Detailed analysis of the latencies of median nerve somatosensory evoked potential components .2. analysis of subcomponents of the P13/14 and N20 potentials

Detailed analysis of P13/14 and N20 wavelets was performed for 62 normal subjects and patients with various lesions along the somatosensory pathway. A histogram of the latencies of all the identified P13/14 wavelets(measured from P13/14 onset) demonstrated three latency-groups, which were named P13, P14a and P14b subcomponents. The relationship between the three newly identified subcomponents and the conventional naming of P13 and P14 was inconstant, indicating the ambiguity of the latter. P14b was most prominent in the contralateral central region, and therefore a P15 positivity slightly after P14b was often recorded in the CPc-Fz and CPc-CPi leads (CPc and CPi are centroparietal electrodes contralateral and ipsilateral to the stimulation). P14b/P15 was lost even in patients with cortical lesions, and thalamocortical fibers were assumed for its origin. The CPc-Fz and CPi-Fz leads registered a low negativity named broad N13', suggesting frontal predominance of the overall P13/14 complex. Both P13 and P14a were identified in a patient with a pontine lesion, and a caudal brainstem origin for both was suspected due to the onset of two repetitive bursts of the ascending lemniscal volley. We refuted the presynaptic origin of the scalp P13 potential and pointed out that a prolonged and/or polyphasic P11 frequently observed in patients with high cervical lesions can be mistaken as scalp P13. A histogram of the latencies of all the identified negative wavelets of N20 in the CPc-Fz lead (measured from N20 onset) revealed five definite latency-groups, which were named N20a, N20b, N20c, N20d and N20e subcomponents.

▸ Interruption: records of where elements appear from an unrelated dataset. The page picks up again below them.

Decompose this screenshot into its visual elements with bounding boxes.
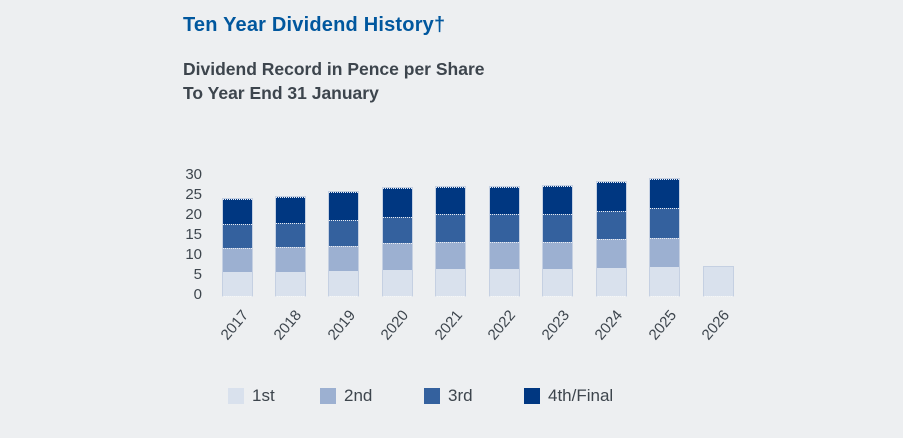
bar-segment-2nd (489, 241, 519, 269)
legend-item-3rd: 3rd (424, 387, 473, 404)
x-axis-tick-label: 2017 (217, 307, 253, 344)
bar-2021 (435, 186, 467, 297)
bar-segment-4th-final (489, 186, 519, 215)
legend-item-2nd: 2nd (320, 387, 372, 404)
legend-label: 2nd (344, 386, 373, 405)
bar-2020 (381, 186, 413, 297)
bar-segment-3rd (382, 216, 412, 244)
bar-segment-3rd (222, 223, 252, 248)
bar-2023 (542, 184, 574, 297)
bar-segment-1st (275, 271, 305, 296)
x-axis-tick-label: 2021 (431, 307, 466, 344)
bar-segment-1st (596, 267, 626, 296)
bar-segment-3rd (596, 210, 626, 240)
bar-segment-4th-final (436, 187, 466, 215)
bar-segment-4th-final (329, 192, 359, 221)
legend-item-4th-final: 4th/Final (524, 387, 613, 404)
bar-segment-2nd (275, 247, 305, 272)
bar-segment-2nd (222, 247, 252, 272)
bar-segment-2nd (436, 241, 466, 269)
chart-legend: 1st 2nd 3rd 4th/Final (0, 387, 903, 411)
bar-segment-1st (382, 269, 412, 296)
bar-segment-2nd (596, 239, 626, 268)
x-axis-tick-label: 2020 (377, 307, 413, 344)
y-axis-tick-label: 20 (185, 206, 202, 223)
bar-segment-1st (222, 271, 252, 296)
bar-segment-4th-final (650, 179, 680, 209)
y-axis-tick-label: 30 (185, 166, 202, 183)
x-axis-tick-label: 2024 (591, 307, 627, 344)
bar-segment-3rd (436, 214, 466, 242)
bar-2019 (328, 191, 360, 297)
chart-subtitle-line2: To Year End 31 January (183, 83, 379, 103)
bar-2026 (702, 265, 734, 297)
bar-segment-3rd (329, 220, 359, 246)
bar-2024 (595, 181, 627, 297)
legend-label: 4th/Final (548, 386, 614, 405)
y-axis-tick-label: 5 (193, 266, 202, 283)
bar-segment-4th-final (543, 185, 573, 215)
bar-segment-1st (489, 268, 519, 296)
legend-label: 1st (252, 386, 275, 405)
x-axis-tick-label: 2022 (484, 307, 520, 344)
legend-item-1st: 1st (228, 387, 275, 404)
x-axis-tick-label: 2023 (538, 307, 573, 344)
x-axis-tick-label: 2019 (324, 307, 359, 344)
bar-segment-1st (436, 268, 466, 296)
bar-segment-3rd (543, 214, 573, 242)
bar-segment-4th-final (222, 199, 252, 224)
bar-segment-1st (703, 266, 733, 296)
bar-segment-2nd (329, 245, 359, 271)
y-axis-tick-label: 0 (193, 286, 202, 303)
x-axis-tick-label: 2025 (645, 307, 680, 344)
bar-segment-2nd (650, 237, 680, 267)
bar-segment-2nd (543, 241, 573, 269)
bar-segment-1st (650, 266, 680, 296)
bar-segment-3rd (650, 208, 680, 238)
bar-2018 (274, 195, 306, 297)
bar-segment-4th-final (382, 187, 412, 217)
chart-subtitle: Dividend Record in Pence per Share To Ye… (183, 57, 484, 105)
x-axis-tick-label: 2026 (698, 307, 734, 344)
bar-segment-1st (329, 270, 359, 296)
bar-segment-4th-final (596, 182, 626, 211)
y-axis-tick-label: 10 (185, 246, 202, 263)
bar-2022 (488, 185, 520, 297)
bar-segment-3rd (489, 214, 519, 242)
bar-2017 (221, 198, 253, 297)
chart-subtitle-line1: Dividend Record in Pence per Share (183, 59, 485, 79)
legend-swatch-icon (424, 387, 440, 404)
bar-segment-4th-final (275, 196, 305, 223)
x-axis-tick-label: 2018 (270, 307, 306, 344)
y-axis-tick-label: 25 (185, 186, 202, 203)
legend-swatch-icon (524, 387, 540, 404)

The highest peak of N20 actually corresponded to either N20b, N20e or N20d, and this uncertainty, which must be related to intracortical processes, resulted in a large instability of the N20 peak latency as well as the age and sex dependence of the N20 onset-peak interval, both of which were demonstrated by our preceding study (Sonoo, M., Kobayashi, M., Genba-Shimizu, K., Mannen, T. and Shimizu, T. Detailed analysis of the latencies of median nerve SEP components, 1: selection of the best standard parameters and the establishment of the normal values. Electroenceph, clin. Neurophysiol., 1996b, 100: 319-331). Negative subcomponents in the CPc-NC lead and positive subcomponents in the Fz-NC lead constituted mirror images of each other, which suggested that these subcomponents were generated within area 3b. (C) 1997 Elsevier Science ireland Ltd.